Reports are now growing over hundreds of websites defacements of Western websites by Palestinians supporters1. Various Palestinian groups and supporters have been vandalizing Israeli and other western nation commercial websites by putting propaganda and redirecting to jihadist forums and/or uploading malware on the hacked web servers. Hackers mentioned in the article are Team Evil, DNS Team, Tw!$3r, KaSPeRs HaCKeR CreW, PaLiSeNiaN HaCK, MoRoCcAn HaCkErZ.

Palestinian Propaghanda insert into Defaced Websites
Palestinian Propaganda insert into Defaced Websites

Recently, sites from the U.S Army and NATO have also been targeted by the vandals2. Archived versions of the hacked NATO webpage can be found here and here for the hacked version of the U.S Army website. For now, only defacements have been reported and no real attack has occured. Web defacement is a very easy attack to do on web servers with weak passwords. Most of the time, the attackers are script kiddies using software such as AccessDiver with a list of proxies and wordlists to conduct dictionaries attacks on servers. Using AccessDiver is fairly simple and many tutorials can be found on YouTube. Other ways include of course exploits and SQL injections attacks. Surprisingly, no DDoS attacks have been reported yet, but a group of Israeli students launch the “Help Israel Win” initiative3. At the time of writing, the website was online available through Google’s cache. Anoher website (http://help-israel-win.tk/) has been suspended. The goal was to develop a voluntary botnet dubbed “Patriot” to attack Hamas-related websites:

We have launched a new project that unites the computer capabilities of many computers around the world. Our goal is to use this power in order to disrupt our enemy’s efforts to destroy the state of Israel4.

The website offered a small executable to download.
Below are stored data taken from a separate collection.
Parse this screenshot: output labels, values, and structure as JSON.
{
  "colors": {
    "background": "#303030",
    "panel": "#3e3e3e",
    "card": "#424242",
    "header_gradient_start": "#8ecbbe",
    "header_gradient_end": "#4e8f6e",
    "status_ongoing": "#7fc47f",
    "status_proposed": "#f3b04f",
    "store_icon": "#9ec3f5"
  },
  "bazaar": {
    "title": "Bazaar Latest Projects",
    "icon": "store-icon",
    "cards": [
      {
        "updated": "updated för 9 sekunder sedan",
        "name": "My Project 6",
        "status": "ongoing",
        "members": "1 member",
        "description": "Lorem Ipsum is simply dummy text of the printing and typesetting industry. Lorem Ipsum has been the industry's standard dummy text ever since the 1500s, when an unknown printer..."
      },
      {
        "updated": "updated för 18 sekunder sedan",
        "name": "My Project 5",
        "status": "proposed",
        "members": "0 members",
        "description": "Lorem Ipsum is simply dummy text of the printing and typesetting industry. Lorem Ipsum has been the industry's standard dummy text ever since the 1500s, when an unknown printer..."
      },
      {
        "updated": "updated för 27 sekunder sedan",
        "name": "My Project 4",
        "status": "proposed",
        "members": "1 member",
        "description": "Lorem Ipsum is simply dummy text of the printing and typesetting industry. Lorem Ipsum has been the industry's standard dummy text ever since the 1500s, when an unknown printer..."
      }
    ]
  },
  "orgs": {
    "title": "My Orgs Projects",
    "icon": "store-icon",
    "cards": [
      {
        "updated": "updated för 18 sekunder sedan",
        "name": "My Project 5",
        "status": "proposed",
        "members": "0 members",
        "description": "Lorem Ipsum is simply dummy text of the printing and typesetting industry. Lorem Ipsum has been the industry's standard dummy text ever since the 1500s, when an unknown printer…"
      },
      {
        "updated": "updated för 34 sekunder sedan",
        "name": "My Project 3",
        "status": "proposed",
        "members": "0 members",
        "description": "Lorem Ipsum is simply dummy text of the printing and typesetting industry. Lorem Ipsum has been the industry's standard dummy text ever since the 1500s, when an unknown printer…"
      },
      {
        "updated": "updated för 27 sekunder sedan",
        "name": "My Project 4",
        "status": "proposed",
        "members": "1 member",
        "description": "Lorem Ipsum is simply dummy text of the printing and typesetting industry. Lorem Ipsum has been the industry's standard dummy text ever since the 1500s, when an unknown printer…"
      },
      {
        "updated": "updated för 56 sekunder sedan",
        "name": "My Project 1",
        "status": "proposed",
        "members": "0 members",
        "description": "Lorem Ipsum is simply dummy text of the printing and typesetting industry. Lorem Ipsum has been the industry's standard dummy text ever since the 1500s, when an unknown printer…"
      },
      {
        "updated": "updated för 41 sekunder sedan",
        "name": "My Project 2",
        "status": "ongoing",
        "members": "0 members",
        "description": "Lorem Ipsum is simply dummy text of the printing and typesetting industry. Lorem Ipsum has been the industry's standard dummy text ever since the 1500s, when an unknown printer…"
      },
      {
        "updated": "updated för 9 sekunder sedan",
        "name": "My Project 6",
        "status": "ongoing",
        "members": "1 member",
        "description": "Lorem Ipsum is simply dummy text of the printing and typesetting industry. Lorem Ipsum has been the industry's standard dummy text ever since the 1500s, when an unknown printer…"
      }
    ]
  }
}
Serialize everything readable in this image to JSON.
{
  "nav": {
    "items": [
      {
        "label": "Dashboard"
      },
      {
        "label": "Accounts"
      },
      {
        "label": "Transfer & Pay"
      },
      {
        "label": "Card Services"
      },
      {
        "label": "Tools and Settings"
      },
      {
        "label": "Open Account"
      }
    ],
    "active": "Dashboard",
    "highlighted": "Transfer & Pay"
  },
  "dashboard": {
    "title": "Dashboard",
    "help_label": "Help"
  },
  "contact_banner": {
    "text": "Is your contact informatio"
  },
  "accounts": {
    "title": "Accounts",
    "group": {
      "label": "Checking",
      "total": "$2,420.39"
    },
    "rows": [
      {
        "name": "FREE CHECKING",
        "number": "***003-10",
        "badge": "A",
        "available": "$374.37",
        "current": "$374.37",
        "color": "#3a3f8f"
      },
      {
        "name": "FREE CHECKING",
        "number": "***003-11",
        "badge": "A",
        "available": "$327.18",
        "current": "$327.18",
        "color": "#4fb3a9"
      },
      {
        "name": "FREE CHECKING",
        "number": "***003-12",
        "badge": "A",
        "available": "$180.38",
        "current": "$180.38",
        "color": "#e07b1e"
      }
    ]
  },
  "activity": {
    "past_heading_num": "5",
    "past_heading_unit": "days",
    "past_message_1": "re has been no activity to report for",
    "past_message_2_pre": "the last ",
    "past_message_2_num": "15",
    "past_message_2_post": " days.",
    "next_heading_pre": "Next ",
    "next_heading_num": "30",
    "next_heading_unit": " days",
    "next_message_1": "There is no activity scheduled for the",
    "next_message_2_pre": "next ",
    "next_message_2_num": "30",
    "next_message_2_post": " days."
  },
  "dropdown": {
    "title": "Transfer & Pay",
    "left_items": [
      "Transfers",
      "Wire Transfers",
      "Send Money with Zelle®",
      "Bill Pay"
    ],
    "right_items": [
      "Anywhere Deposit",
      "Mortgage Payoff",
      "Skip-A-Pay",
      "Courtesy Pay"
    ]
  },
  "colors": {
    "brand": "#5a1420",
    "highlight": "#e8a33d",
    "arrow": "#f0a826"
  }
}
This bot would receive commands as a normal criminal bot would. Hamas-friendly sites like qudsnews.net and palestine-info.info were targeted by the IRC botnet. Still according to the article, the botnet has come under attack by unknown assaillants5. No definitive number is given as to how many machines the botnet is controlling, it might range from anything from 1000 to 8000 machines6. Very few detail is given on how the bot actually works.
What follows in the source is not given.